As major network operators migrate from the traditional circuit switched networks to the converged IP network, global IP traffic is set to grow at a very rapid pace. This calls for efficient methods of analysis and modelling of IP traffic. Most of the IP traffic analysis is performed with the aid of mathematical traffic models which can be set up for simulation in order to emulate the network sources. In order to provide reliable, valid and realistic modelling data for analysis, the IP traffic models used should capture as many features of the network as possible through measured results.

The traffic models mainly deal with two main parameters for modelling and understanding the network behaviour, namely the packet sizes and the packet inter-arrival distributions. The packet inter-arrival times are particularly significant since it gives the timing structure of the network, evaluates the effect of Round Trip Time on the network, provides a good idea of the underlying network protocol and application, and also highlights any abnormal or unexpected behaviour of the network, thus making it extremely useful for network forensics. Traditionally Poisson distribution and Pareto distribution models have been used to model the packet arrival times. Eventually Markov Models also became a popular method of modelling traffic as each state in the Markov Model can be associated with a packet source in the network, and the network can be modelled with a finite number of sources, with exponential inter-arrival times of packets. The simplest Markov Model, a two-state Markov Model based on the packet inter-arrival times can be associated with a client-server model where a REQ packet is acknowledged with an ACK packet. Model complexity increases with increasing number of states and we initially show how some measured results can be better represented by simplified low order Semi-Markov Models with Gaussian distributions derived from the Poisson Markov Models.
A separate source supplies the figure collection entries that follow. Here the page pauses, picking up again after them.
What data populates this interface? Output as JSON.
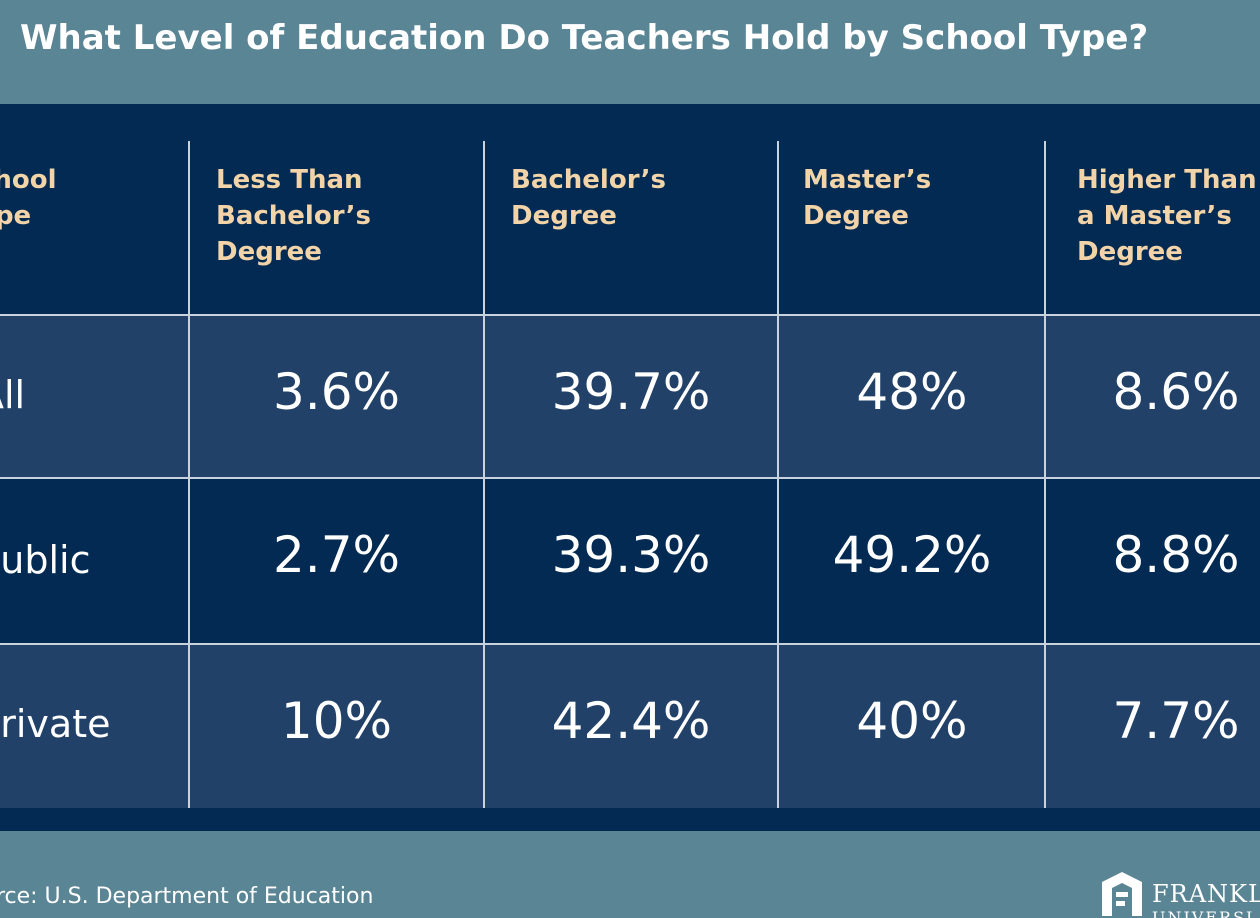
{
  "title": "What Level of Education Do Teachers Hold by School Type?",
  "chart_data": {
    "type": "table",
    "title": "What Level of Education Do Teachers Hold by School Type?",
    "columns": [
      "chool\nype",
      "Less Than\nBachelor’s\nDegree",
      "Bachelor’s\nDegree",
      "Master’s\nDegree",
      "Higher Than\na Master’s\nDegree"
    ],
    "rows": [
      {
        "label": "All",
        "values": [
          "3.6%",
          "39.7%",
          "48%",
          "8.6%"
        ]
      },
      {
        "label": "Public",
        "values": [
          "2.7%",
          "39.3%",
          "49.2%",
          "8.8%"
        ]
      },
      {
        "label": "Private",
        "values": [
          "10%",
          "42.4%",
          "40%",
          "7.7%"
        ]
      }
    ]
  },
  "source": "urce: U.S. Department of Education",
  "logo": {
    "text": "FRANKLI",
    "subtext": "UNIVERSI"
  },
  "colors": {
    "background": "#5a8594",
    "table_dark": "#032a52",
    "table_light": "#224168",
    "header_text": "#f3d4a8",
    "value_text": "#ffffff"
  }
}
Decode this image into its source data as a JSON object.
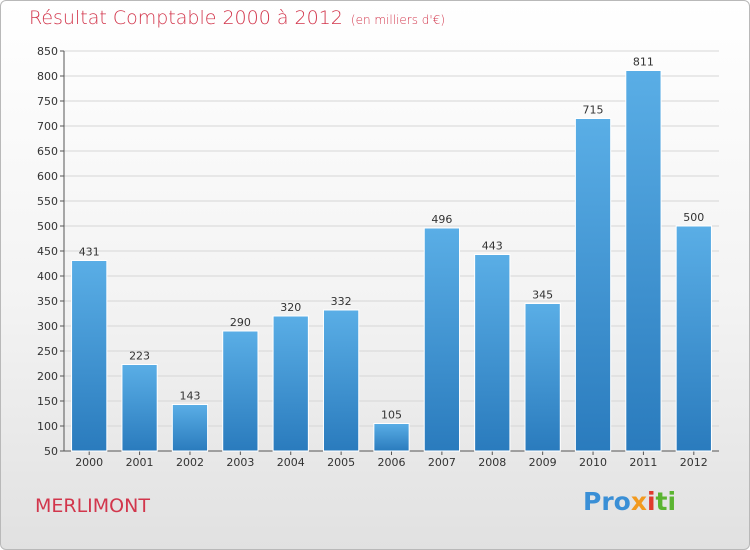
{
  "chart_data": {
    "type": "bar",
    "title": "Résultat Comptable 2000 à 2012",
    "unit_note": "(en milliers d'€)",
    "categories": [
      "2000",
      "2001",
      "2002",
      "2003",
      "2004",
      "2005",
      "2006",
      "2007",
      "2008",
      "2009",
      "2010",
      "2011",
      "2012"
    ],
    "values": [
      431,
      223,
      143,
      290,
      320,
      332,
      105,
      496,
      443,
      345,
      715,
      811,
      500
    ],
    "value_labels": [
      "431",
      "223",
      "143",
      "290",
      "320",
      "332",
      "105",
      "496",
      "443",
      "345",
      "715",
      "811",
      "500"
    ],
    "ylim": [
      50,
      850
    ],
    "yticks": [
      50,
      100,
      150,
      200,
      250,
      300,
      350,
      400,
      450,
      500,
      550,
      600,
      650,
      700,
      750,
      800,
      850
    ],
    "grid": true,
    "xlabel": "",
    "ylabel": "",
    "bar_color_top": "#5aaee6",
    "bar_color_bottom": "#2a7bbd"
  },
  "footer": {
    "commune": "MERLIMONT",
    "brand": [
      "Pro",
      "x",
      "i",
      "ti"
    ]
  },
  "colors": {
    "title": "#d2364c",
    "grid": "#d6d6d6"
  }
}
The use of Joint density plots (Second order statistics) for the Inter-packet times, reveals that there is a lot more information available from them which the first order statistics do not provide, such as presence of periodic processes and the order of the packet sequences. For example, a TCP packet in one direction is always likely to be followed by an ACK packet in the other direction, and while this is not indicated by first order statistics, it can be easily observed with the use of second order statistics. To stress the significance of the joint density plots, we show how two Markov Models with states emitting packets randomly and in sequence respectively have exactly the same Probability Density plots, yet totally different Joint density plots which provide information on the underlying sequence of packets in the network. We also show how these Markov Models can be used to model other specific features observed from the measured second order statistics and present relevant conclusions.